Chapitre 27
Très rapidement, Océane fit les frais des effets secondaires de la ponction : migraine et nausée. Le fait qu’ils ne l’aient pas prévenu au préalable n’arrangeait pas son problème de confiance. Joaquin la fit s’allonger sur le dos et lui donna un haricot en carton au cas où la nausée deviendrait trop importante.
— Il va falloir que tu restes couchée deux petites heures, annonça l’aîné des Jorique. Et il faudra éviter de te lever pendant les douze heures à venir. Si jamais tu avais d’autres symptômes que la céphalée, n’hésite pas à le dire à Rafael.
Océane chercha ce dernier du regard et s’aperçut qu’il s’était de nouveau absenté. Voyant son regard balayer la pièce, l’urgentiste répondit à sa question silencieuse.

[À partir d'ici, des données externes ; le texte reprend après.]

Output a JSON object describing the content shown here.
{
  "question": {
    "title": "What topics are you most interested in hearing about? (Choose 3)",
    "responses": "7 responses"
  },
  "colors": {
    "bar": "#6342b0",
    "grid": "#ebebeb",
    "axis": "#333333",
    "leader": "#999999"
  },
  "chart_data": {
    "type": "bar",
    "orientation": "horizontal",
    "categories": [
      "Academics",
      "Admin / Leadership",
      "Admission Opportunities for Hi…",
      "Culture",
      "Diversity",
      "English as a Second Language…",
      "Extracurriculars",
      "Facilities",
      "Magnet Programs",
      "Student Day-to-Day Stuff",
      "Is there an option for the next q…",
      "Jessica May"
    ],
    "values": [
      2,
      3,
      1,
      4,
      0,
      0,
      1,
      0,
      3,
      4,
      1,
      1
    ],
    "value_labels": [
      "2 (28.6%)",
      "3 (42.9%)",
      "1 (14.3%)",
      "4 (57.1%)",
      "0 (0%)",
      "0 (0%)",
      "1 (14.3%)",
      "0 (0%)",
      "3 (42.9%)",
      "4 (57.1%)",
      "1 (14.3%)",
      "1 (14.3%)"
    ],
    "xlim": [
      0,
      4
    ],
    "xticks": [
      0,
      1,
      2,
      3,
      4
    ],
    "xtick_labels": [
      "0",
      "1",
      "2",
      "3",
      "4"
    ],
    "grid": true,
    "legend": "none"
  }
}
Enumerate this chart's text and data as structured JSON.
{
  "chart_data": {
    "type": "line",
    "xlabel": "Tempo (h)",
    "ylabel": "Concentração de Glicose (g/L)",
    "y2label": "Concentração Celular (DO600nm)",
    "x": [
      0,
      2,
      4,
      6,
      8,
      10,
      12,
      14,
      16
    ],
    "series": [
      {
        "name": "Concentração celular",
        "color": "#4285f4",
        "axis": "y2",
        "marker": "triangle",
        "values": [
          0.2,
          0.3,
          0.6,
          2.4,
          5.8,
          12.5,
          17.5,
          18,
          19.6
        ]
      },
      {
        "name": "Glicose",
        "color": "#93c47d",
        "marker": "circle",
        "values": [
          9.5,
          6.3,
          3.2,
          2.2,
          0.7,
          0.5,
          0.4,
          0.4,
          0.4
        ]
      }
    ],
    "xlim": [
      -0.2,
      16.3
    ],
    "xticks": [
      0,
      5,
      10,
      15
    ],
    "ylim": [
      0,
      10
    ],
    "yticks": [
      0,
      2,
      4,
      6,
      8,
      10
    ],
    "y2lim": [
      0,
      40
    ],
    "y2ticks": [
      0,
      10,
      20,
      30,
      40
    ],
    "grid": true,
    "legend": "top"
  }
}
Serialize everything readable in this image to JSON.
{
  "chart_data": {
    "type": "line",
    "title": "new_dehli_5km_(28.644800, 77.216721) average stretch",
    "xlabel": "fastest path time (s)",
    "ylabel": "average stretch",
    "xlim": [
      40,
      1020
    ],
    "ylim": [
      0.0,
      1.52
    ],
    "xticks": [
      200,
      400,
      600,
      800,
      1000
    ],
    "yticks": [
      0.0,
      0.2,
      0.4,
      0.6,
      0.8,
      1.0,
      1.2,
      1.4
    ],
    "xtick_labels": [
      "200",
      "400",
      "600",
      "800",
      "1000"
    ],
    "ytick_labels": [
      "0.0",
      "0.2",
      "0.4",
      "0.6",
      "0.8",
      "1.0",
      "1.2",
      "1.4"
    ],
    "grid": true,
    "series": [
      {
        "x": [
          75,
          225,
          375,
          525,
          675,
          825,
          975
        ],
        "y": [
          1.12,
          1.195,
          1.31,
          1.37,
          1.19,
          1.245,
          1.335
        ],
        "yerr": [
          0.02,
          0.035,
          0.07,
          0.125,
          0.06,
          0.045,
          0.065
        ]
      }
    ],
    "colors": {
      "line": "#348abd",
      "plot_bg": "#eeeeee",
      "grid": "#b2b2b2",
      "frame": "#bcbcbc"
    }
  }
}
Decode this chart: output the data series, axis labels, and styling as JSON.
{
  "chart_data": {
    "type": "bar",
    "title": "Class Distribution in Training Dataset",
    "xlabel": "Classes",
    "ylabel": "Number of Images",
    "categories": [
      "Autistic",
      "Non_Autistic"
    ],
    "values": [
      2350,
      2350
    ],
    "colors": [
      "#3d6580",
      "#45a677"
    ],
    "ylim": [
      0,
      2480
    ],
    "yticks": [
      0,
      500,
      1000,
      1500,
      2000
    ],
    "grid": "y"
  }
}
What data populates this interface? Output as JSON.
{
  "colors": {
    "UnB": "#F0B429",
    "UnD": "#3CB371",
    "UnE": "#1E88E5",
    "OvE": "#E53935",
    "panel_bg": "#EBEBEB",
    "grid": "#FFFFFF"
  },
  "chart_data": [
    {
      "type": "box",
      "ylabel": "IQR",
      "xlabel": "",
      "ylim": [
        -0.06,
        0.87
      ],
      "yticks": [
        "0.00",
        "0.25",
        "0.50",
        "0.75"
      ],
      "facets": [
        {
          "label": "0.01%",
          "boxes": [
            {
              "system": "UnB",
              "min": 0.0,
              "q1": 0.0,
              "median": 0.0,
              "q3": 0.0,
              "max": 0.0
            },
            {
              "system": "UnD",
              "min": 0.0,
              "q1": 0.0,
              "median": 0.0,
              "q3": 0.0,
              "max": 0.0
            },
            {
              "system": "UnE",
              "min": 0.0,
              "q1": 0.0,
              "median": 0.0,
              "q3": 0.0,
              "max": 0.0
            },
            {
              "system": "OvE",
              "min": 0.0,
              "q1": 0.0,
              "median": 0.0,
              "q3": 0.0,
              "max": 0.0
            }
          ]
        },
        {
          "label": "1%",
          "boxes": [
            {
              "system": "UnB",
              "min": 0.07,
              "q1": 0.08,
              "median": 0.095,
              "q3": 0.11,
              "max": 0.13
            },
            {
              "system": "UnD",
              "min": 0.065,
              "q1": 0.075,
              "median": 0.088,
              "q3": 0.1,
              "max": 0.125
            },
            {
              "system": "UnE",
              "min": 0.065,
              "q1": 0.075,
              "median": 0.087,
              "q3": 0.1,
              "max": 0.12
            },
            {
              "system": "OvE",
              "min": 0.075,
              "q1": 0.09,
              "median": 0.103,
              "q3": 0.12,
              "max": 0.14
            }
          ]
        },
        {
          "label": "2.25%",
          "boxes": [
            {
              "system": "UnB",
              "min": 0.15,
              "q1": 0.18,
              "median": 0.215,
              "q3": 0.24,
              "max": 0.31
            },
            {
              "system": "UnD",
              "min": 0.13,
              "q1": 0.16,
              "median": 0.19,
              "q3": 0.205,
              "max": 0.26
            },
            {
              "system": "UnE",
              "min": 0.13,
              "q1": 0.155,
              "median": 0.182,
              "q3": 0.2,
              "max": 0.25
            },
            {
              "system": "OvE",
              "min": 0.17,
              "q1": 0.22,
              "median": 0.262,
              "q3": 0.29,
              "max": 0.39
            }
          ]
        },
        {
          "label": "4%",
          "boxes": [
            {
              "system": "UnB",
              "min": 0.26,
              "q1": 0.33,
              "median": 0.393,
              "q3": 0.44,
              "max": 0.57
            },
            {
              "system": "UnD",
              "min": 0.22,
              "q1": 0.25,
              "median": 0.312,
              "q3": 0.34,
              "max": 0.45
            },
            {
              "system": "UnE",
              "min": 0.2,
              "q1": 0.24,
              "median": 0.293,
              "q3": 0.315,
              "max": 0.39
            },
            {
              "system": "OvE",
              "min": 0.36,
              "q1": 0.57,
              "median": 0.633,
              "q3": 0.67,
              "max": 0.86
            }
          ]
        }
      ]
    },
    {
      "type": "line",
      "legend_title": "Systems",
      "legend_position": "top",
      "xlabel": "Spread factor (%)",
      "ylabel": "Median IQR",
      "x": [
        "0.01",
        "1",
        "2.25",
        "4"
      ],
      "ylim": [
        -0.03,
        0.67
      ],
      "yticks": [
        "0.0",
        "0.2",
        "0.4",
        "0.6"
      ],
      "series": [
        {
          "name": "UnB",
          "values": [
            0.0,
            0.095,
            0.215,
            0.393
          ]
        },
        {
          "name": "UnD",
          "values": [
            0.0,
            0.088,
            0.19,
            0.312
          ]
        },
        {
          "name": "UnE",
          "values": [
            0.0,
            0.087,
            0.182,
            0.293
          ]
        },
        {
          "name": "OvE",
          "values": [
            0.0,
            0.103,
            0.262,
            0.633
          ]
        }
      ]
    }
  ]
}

— Il est sorti déposer les prélèvements au laboratoire. Il ne va pas tarder.
La jeune femme hocha mollement la tête, puis plaça son bras par-dessus ses yeux pour se protéger de la lumière crue des néons.
— Pendant que tu te reposes, je vais te faire un dernier prélèvement…
Océane enleva son bras et commença à se redresser, prête à se défendre : elle en avait assez des examens pour aujourd’hui !
— Non, non, non ! Reste allongée, tu vas aggraver ton mal de tête ! Pour ce qui est de cet échantillon, tu ne sentiras rien, promis mistinguette !
Il lui adressa un grand sourire tout en la contraignant doucement, mais fermement à se rallonger.
Toujours partagée entre paranoïa et ingratitude, Océane finit une fois de plus par céder. Elle remit son bras devant ses yeux et serra les dents.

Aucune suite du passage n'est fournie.